The vast majority of these teens (79 percent of females and 84 percent of males) use contraception the first time they have sex. Teens who wait until they are older to have sex are even more likely to use contraception their first time. For example, 93 of female teens who had sex for the first time at 18 or 19 used contraception, compared to 77 percent of female teens who were 17 or younger at first sex.

Almost all male teenagers (99 percent) who had first had sexual intercourse at ages 18 or 19 used a method of contraception, compared with 82 percent of those who were 17 and under at first sex.

Using contraception at first sex is an important indicator of future use. The data shows that young women who did not use a method of contraception at first sexual intercourse were twice as likely to become teen mothers as those who used a method.

Not surprisingly, the most common form of contraception used at first intercourse was the condom. Condoms are inexpensive and easily accessible. And, they are the only method of contraception that also protects against sexually transmitted diseases. Condom use is a nearly universal experience—97 percent of sexually active teen girls said they had used a condom.

The next most popular method was withdrawal, which had been used by 60 percent of sexually active teen girls, followed by the pill at 54 percent. Fifteen percent of sexually active girls had used Depo-Provera (sometimes called the contraceptive shot), 5 percent had used the ring, 3 percent had used intrauterine devices (IUDs), 2 percent had used the patch, and 2 percent had used the contraceptive implant.

One of the more interesting findings was the increased use of emergency contraception. In 2002, 8 percent of female teenagers who had ever had sexual intercourse said they had used emergency contraception, compared to 22 percent in 2011–2013. This 14 percent increase over a decade likely reflects increased access to this important method of preventing pregnancy.

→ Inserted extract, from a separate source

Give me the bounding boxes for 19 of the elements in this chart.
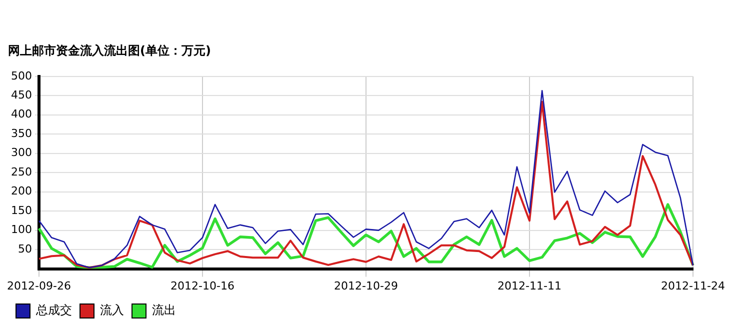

Emergency contraception (EC) is a high dose of hormones, similar to those in birth control pills, that inhibit ovulation. EC can prevent pregnancy if taken within three to five days of unprotected intercourse. The sooner it is taken, the better it works, which is why advocates wanted this drug to be available without a prescription.

Efforts to win FDA approval for over-the-counter status took the better part of a decade. While advocates argued for easy access, opponents suggested that making it more readily available would increase promiscuity, especially in teens and young women.

In 2009, one of the available versions of EC—marketed as Plan B One-Step—was approved for over-the-counter sale, but only to women 17 and older. Younger women still needed a prescription. In April 2013, the age restriction was dropped to women 15 and older. In June of that year, the FDA—complying with a district court ruling—declared that Plan B One-Step would be available without a prescription for “all women of reproductive potential,” regardless of age.

The new data can’t show definitively that OTC access is the reason that EC use is up among teens, but many experts believe it’s a factor. Of course, experts note that rising use of EC is a bit of a double-edged sword. While it has likely helped prevent unintended pregnancy, it is also a sign that some young people continue to have unprotected sex.